While Johannes is thankful for Jachmann’s help in securing a job in the department store, his experience there provides a bitter education in Class Identity, Rivalry, and Solidarity. His initial success is tempered by the demands of the bosses, whose callous disregard for the workers creates bitter rivalries and untenable working conditions. The introduction of sales targets incentivizes competition among the workers and destroys any possibility of solidarity. While Johannes and Heilbutt form a friendship in the store, they are both eventually fired from their positions. Meanwhile, the constant supply of desperate workers means that the bosses can treat the staff with utter contempt without suffering any consequences. Johannes spirals into a deep melancholy as he struggles to meet his targets. He is not prepared for the hyper-competitive role, especially when the bosses try to “motivate” him by threatening him with unemployment. Each missed sale brings him a step closer to abject poverty, especially with a child to support at home. Johannes comes to loathe the department store, which functions as a microcosm of class exploitation in the Weimar Republic.

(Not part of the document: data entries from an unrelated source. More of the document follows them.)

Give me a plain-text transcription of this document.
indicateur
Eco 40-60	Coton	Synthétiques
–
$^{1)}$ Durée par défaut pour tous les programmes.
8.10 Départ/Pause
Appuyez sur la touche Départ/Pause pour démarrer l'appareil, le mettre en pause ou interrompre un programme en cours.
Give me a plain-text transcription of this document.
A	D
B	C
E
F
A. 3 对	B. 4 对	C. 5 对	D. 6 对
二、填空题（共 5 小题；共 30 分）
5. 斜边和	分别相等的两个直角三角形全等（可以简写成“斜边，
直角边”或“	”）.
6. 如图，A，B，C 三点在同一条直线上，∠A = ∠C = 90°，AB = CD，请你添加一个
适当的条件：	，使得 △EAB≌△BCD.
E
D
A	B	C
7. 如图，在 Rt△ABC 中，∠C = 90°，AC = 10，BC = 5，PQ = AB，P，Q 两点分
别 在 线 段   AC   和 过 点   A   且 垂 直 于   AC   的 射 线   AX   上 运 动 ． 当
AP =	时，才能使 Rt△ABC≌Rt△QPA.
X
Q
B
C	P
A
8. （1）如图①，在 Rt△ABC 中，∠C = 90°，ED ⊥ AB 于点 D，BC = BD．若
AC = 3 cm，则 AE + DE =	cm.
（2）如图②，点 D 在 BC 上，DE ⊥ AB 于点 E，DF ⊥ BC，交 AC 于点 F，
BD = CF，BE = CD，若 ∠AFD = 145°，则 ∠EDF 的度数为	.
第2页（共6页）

Johannes’s departure from the store demonstrates the extent of his desperation and his disillusionment. Prior to this, during a rare outing with Jachmann, Johannes and Emma go to the cinema. They watch a film in which a bank clerk is betrayed by his wife and colleague. Johannes is very impressed by the actor playing the clerk, as he appreciates how the actor embodies the sheer desperation affecting workers. The actor then appears in the store when Johannes must make a huge number of sales in a short space of time or else be fired. Johannes is desperate, and he helps the actor try on many suits, dedicating hours to what he hopes will be a big sale. At the end of the day, however, the actor announces that he will be purchasing nothing. Johannes is shocked that he has wasted what little time he has. He begs the actor to buy anything to help him hit his targets, but the man does not care; the empathy Johannes so admired is utterly absent now. When the actor complains about Johannes, Johannes is fired. Both the actor and the boss have no compunction about leaving Johannes to fend for himself in an uncaring world.